Let $A$ be an $n \times m$ matrix and let $B$ be an $m \times n$ matrix. Also, let $n$ be less than $m$. Is it possible to construct $A$ and $B$ such that $AB$ is invertible?
I know that $AB$ must have dimensions $n \times n$. If both $A$ and $B$ are full rank, then $AB$ should also be full rank. Thus, $AB$ should be invertible. However, I can't find a line of reason for why $AB$ should also be full rank.
Any guidance is greatly appreciated!
On
Edit: My answer adresses the original version of the question.
A short answer: no. $A$ and $B$ have $m$ columns and $n$ rows respectively, and you let $n < m$ in the question, so the matrix product $AB$ can't even be defined.
On
$AB$ need not be invertible. To see this, take\begin{equation*} A = \begin{pmatrix} 1 & 0 & 0 \\ 0 & 1 & 0 \\ \end{pmatrix} \end{equation*} \begin{equation*} B = \begin{pmatrix} 1 & 2\\ 2 & 4\\ 3 & 1 \end{pmatrix} \end{equation*} Notice $A$ and $B$ both have full rank, but \begin{equation*} AB = \begin{pmatrix} 1 & 2 \\ 2 & 4 \\ \end{pmatrix} \end{equation*} does not.
If $A$ is $n\times m$ and $B$ is $m\times n$, with $m\lt n$, then $AB$ cannot be invertible. If $n\lt m$, then yes, it can be, but it doesn’t have to be.
If $n\lt m$, one example would be to let $A$ have first $n$ columns be the $n\times n$ identity and then fill in with zero columns; and let $B$ have first $n$ rows be the $n\times n$ identity, and the rest of the rows be zero. i.e. $$\begin{align*} A &= \left(\begin{array}{ccccccc} 1 & 0 &\cdots &0 & 0 & \cdots &0\\ 0 & 1 & \cdots & 0 & 0 & \cdots &0\\ \vdots & \vdots & \ddots & \vdots & \vdots & \ddots & \vdots\\ 0 & 0 & \cdots & 1 & 0 & \cdots &0\end{array}\right)\\ B&=\left(\begin{array}{cccc} 1 & 0 & \cdots& 0\\ 0 & 1 & \cdots& 0\\ \vdots & \vdots & \ddots & \vdots\\ 0 & 0 & \cdots & 1\\ 0 & 0 & \cdots & 0\\ \vdots & \vdots & \ddots & \vdots \\ 0 & 0 & \cdots & 0\end{array}\right). \end{align*}$$ Then $AB$ is the $n\times n$ identity.

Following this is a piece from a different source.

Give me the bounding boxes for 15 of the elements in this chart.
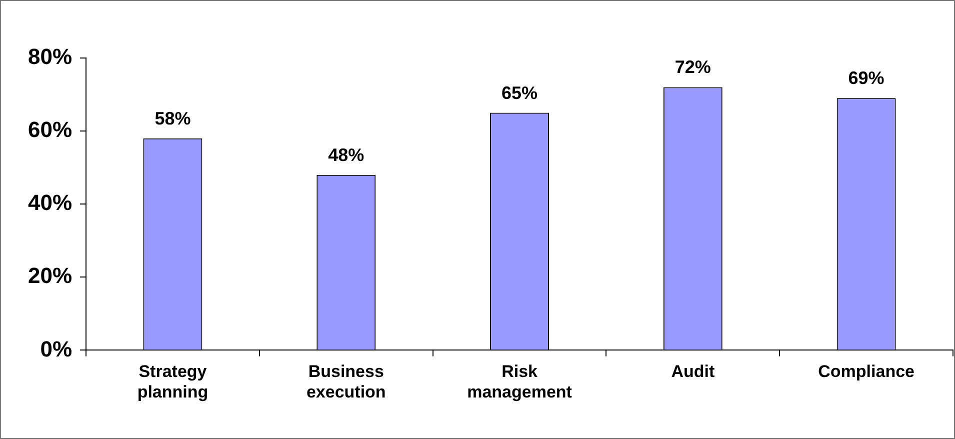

So it is possible for $AB$ to be invertible. However, it need not be invertible necessarily. For instance, just move the identity matrix in $A$ one column to the right, and the product of $A$ and $B$ will not be full rank. For a worst case scenario, take $m=2n$, and let $A$ have $n$ columns of zeros followed by the identity matrix, and leave $B$ the same. Then $A$ and $B$ both have full rank, but $AB$ is the zero matrix.
On the other hand, if $m\lt n$, then note that the rank of $B$ is at most $m$; that means that the rank of $AB$ is at most $m$, and hence cannot equal $n$ (which you would need for $AB$ to be invertible). Alternatively, because $B$ has more columns than rows, there exists a nonzero vector $\mathbf{v}$ such that $B\mathbf{v}=\mathbf{0}$. But then $(AB)\mathbf{v}=\mathbf{0}$, with $\mathbf{v}\neq\mathbf{0}$, which again tells you $AB$ cannot be invertible.